The recent Senate compromise to increase the amount of federal spending on border security by an even larger amount is good news for the overall bill's odds of passing and thus good news for America. But it really makes very little sense and is setting people up for disappointment.
Here's the problem. The Gang of 8 bill sets up a new W Visa program that will give employers a legal pathway for the importation of lower-skilled immigrants. This is a perfectly fine idea. And in principle, a guest-worker program is one of the best things we can do to reduce unauthorized labor migration. Workers would prefer legal status to life in the shadows, and employers would prefer to import workers with legal authorization to work than to hire people off the books. But for this to work, the scale of the W Visa program needs to be roughly equal to the demand for immigrant labor. But while the terms of the W Visa program are designed to ensure that the number of W Visa workers is sharply constrained at times of low labor demand, the commission that's supposed to determine how many W Visas to issue is also required to keep the number below an arbitrary cap that's been determined a priori.

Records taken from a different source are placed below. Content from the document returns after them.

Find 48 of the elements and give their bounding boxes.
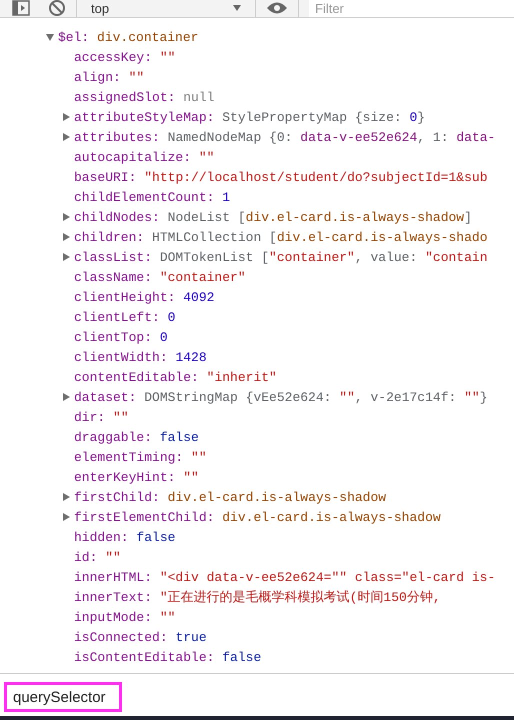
property-line: contentEditable: "inherit"	[74, 370, 277, 384]
property-line: assignedSlot: null	[74, 90, 214, 104]
expand-triangle-icon[interactable]	[63, 233, 70, 241]
property-line: clientTop: 0	[74, 330, 168, 344]
expand-triangle-icon[interactable]	[63, 213, 70, 221]
sidebar-toggle-icon[interactable]	[12, 0, 30, 16]
expand-triangle-icon[interactable]	[63, 113, 70, 121]
property-line: attributeStyleMap: StylePropertyMap {size: 0}	[74, 110, 426, 124]
property-line: innerText: "正在进行的是毛概学科模拟考试(时间150分钟,	[74, 589, 441, 606]
property-line: firstElementChild: div.el-card.is-always-shadow	[74, 510, 441, 524]
property-line: innerHTML: "<div data-v-ee52e624="" class="el-card is-	[74, 570, 496, 584]
property-line: children: HTMLCollection [div.el-card.is-always-shado	[74, 230, 488, 244]
property-line: clientLeft: 0	[74, 310, 176, 324]
property-line: classList: DOMTokenList ["container", value: "contain	[74, 250, 488, 264]
property-line: childNodes: NodeList [div.el-card.is-always-shadow]	[74, 210, 472, 224]
property-line: childElementCount: 1	[74, 190, 230, 204]
console-input[interactable]: querySelector	[4, 682, 122, 712]
caret-icon	[233, 5, 241, 11]
property-line: id: ""	[74, 550, 121, 564]
property-line: baseURI: "http://localhost/student/do?subjectId=1&sub	[74, 170, 488, 184]
property-line: firstChild: div.el-card.is-always-shadow	[74, 490, 386, 504]
property-line: isContentEditable: false	[74, 650, 262, 664]
property-line: inputMode: ""	[74, 610, 176, 624]
property-line: clientWidth: 1428	[74, 350, 207, 364]
property-line: $el: div.container	[58, 30, 198, 44]
filter-field[interactable]: Filter	[309, 0, 514, 17]
property-line: align: ""	[74, 70, 144, 84]
property-line: attributes: NamedNodeMap {0: data-v-ee52e624, 1: data-	[74, 130, 496, 144]
collapse-triangle-icon[interactable]	[46, 34, 54, 40]
expand-triangle-icon[interactable]	[63, 513, 70, 521]
eye-icon[interactable]	[266, 1, 288, 15]
expand-triangle-icon[interactable]	[63, 393, 70, 401]
property-line: isConnected: true	[74, 630, 207, 644]
clear-icon[interactable]	[48, 0, 66, 17]
property-line: clientHeight: 4092	[74, 290, 214, 304]
property-line: draggable: false	[74, 430, 199, 444]
expand-triangle-icon[interactable]	[63, 493, 70, 501]
property-line: hidden: false	[74, 530, 176, 544]
property-line: dir: ""	[74, 410, 129, 424]
property-line: dataset: DOMStringMap {vEe52e624: "", v-2e17c14f: ""}	[74, 390, 488, 404]
context-dropdown[interactable]: top	[87, 0, 245, 16]
expand-triangle-icon[interactable]	[63, 133, 70, 141]
property-line: elementTiming: ""	[74, 450, 207, 464]
property-line: enterKeyHint: ""	[74, 470, 199, 484]
property-line: accessKey: ""	[74, 50, 176, 64]
property-line: className: "container"	[74, 270, 246, 284]
property-line: autocapitalize: ""	[74, 150, 214, 164]
expand-triangle-icon[interactable]	[63, 253, 70, 261]
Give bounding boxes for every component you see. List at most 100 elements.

The upshot of this is that if demand for immigrant labor substantially exceeds the number of W Visas the government is allowed to issue, people are going to overstay their visas and work off the books.
Visa overstayers are already a large share of the unauthorized population, and creating a guest-worker program is going to increase the possibility of visa overstaying. You could build the Berlin Wall all across the U.S.–Mexico border and you're not going to solve anything. What you need to do is either increase the number of W Visas (my preference) or increase behind-the-border security or some combination of the two. Personally, I don't really care that a border surge is going to be ineffective. But it can get corrosive in the long term if you promise the voters something your legislation can't deliver. If this bill passes, the immigration-enforcement problem won't be at the border.